Follow-up care is a key part of your treatment and safety. Be sure to make and go to all appointments, and call your doctor or nurse call line if you are having problems. It's also a good idea to know your test results and keep a list of the medicines you take.

How can you care for yourself at home?

  • Work with your doctor or dietitian to create a food plan that guides your daily food choices.
  • Do not skip meals or go for many hours without eating.
  • You can use margarine, mayonnaise, and oil to add calories to your diet for energy. The healthiest oils are olive, canola, and safflower oils.
  • Talk to your dietitian about eating sweets, including honey and sugar.
  • Be safe with medicines. Take your medicines exactly as prescribed. Call your doctor or nurse call line if you think you are having a problem with your medicine. You will get more details on the specific medicines your doctor prescribes.
  • Do not take any other medicine without talking to your doctor first. This includes over-the-counter medicines, and natural health products such as vitamins and herbal products.
  • Limit alcohol to no more than 1 drink per day. Count it as part of your fluid allowance.

To get the right amount of protein

  • Ask your doctor or dietitian how much protein you can have each day. You need some protein to stay healthy.
  • Include all sources of protein in your daily protein count. Besides meat, poultry, and fish, protein is found in milk and milk products, beans, peas, lentils, nuts, seeds, tofu, and eggs. Check for protein on the Nutrition Facts label found on packages of food such as bread and cereal.

To limit salt

  • Do not add salt to your food. And look for "reduced salt" or "low sodium" on labels.
  • Do not use a salt substitute or lite salt unless your doctor says it is okay. (These products are high in potassium.)
  • Avoid or use very small amounts of condiments and marinades. These include soy sauce, fish sauce, and barbecue sauce. They are high in sodium.
  • Avoid salted pretzels, chips, and other salted snacks.
  • Check food labels to become more aware of the sodium content of foods. Foods that are high in sodium include soups; many canned foods; cured, smoked, or dried meats; and many packaged foods.

To control carbohydrate

  • Ask your dietitian how much carbohydrate you can have. Carbohydrate foods include:
    • Whole grain and refined breads and cereals, and some vegetables such as peas and beans.
    • Fruits, milk, and milk products (except cheese).
    • Candy, table sugar, and regular carbonated drinks.

To limit fluids

  • Know what your fluid allowance is. Fill a pitcher with that amount of water every day. If you drink another fluid (such as coffee) that day, pour an equal amount out of the pitcher.
  • Foods that are liquid at room temperature count as fluids. These include ice, gelatin, ice pops, and ice cream.

To limit potassium

Ask your healthcare provider how to change your diet to eat the amount of potassium that's right for you. Refer to Potassium and Your Kidney Diet for a complete list of potassium foods.
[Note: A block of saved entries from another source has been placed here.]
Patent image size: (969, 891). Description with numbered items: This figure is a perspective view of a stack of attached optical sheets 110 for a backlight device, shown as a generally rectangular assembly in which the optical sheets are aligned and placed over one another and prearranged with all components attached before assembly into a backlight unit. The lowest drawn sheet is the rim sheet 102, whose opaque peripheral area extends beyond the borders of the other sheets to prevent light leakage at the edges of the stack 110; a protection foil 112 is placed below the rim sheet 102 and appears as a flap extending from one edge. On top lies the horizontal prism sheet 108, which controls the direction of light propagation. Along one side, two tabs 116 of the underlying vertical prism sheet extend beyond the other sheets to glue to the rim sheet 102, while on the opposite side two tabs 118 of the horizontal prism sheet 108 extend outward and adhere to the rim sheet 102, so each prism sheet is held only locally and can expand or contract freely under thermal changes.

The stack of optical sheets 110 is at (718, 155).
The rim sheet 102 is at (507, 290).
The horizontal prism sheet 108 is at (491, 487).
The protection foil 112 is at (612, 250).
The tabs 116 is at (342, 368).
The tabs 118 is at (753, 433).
  • Fruits that are low in potassium include blueberries and raspberries.
  • Vegetables that are low in potassium include cucumbers and radishes.
  • Limit, or avoid high-potassium foods such as avocado, cooked greens, tomato and tomato products (like sauce and paste), milk and milk products (like yogurt and cheese), nuts and seeds, whole grains, and legumes.
  • Avoid processed foods that have reduced salt. Many of these foods replace salt with potassium, always check the ingredient list.

To limit phosphorus

Ask your healthcare provider how to change your diet to eat the amount of phosphorus that's right for you.
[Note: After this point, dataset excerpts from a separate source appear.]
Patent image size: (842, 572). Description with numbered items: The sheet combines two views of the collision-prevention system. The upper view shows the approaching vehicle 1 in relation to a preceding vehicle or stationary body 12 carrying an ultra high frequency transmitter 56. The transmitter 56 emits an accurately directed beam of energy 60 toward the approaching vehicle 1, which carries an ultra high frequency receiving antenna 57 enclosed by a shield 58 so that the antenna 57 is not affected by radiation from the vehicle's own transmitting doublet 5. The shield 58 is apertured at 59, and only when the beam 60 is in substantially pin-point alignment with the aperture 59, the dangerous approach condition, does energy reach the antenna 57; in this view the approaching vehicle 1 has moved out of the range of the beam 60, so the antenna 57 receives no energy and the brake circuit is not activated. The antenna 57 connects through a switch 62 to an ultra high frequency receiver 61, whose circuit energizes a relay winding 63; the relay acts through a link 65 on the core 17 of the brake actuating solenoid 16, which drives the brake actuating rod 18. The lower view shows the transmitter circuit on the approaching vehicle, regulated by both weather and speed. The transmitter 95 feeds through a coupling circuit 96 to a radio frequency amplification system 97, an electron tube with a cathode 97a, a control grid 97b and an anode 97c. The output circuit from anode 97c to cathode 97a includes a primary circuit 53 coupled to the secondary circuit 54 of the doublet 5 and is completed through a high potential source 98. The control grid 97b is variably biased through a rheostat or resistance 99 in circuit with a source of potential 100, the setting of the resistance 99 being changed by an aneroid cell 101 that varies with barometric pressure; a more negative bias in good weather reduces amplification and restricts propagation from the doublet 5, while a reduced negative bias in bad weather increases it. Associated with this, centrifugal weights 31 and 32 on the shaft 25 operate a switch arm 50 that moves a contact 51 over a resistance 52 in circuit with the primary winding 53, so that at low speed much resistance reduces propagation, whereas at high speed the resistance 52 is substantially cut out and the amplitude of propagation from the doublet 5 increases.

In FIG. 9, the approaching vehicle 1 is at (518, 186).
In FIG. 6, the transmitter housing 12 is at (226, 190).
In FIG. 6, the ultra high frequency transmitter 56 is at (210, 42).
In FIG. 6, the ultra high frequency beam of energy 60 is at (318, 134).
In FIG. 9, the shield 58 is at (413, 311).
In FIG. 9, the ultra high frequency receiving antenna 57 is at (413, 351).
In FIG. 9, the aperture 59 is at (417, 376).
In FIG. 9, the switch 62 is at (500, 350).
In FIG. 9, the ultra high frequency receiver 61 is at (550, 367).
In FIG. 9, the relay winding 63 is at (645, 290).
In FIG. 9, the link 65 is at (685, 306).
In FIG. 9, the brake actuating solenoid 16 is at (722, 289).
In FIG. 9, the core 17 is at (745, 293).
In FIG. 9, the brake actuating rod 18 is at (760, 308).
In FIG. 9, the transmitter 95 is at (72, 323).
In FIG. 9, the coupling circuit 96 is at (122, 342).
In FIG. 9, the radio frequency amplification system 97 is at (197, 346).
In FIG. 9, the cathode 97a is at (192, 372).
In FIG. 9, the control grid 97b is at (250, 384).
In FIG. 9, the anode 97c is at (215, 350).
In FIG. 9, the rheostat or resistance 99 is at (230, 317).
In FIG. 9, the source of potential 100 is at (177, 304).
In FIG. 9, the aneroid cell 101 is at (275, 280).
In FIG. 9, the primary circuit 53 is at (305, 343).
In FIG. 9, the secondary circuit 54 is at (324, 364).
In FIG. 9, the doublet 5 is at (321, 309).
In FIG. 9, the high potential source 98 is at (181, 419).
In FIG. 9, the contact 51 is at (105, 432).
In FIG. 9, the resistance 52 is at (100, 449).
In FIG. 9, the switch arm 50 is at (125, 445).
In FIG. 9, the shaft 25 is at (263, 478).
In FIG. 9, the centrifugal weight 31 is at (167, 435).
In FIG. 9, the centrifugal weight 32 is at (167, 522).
  • Follow your doctor's or dietitian's plan for your limit on milk and milk products in your diet.
  • Avoid nuts, peanut butter, seeds, lentils, all legumes and pulses, processed and organ meats, salmon and sardines.
  • Avoid drinks with added phosphate such as: cola, iced tea, root beer, drink crystals, some flavoured waters.
  • Avoid whole grains and whole wheat bread, bran breads or bran cereals. They are high in phosphorus.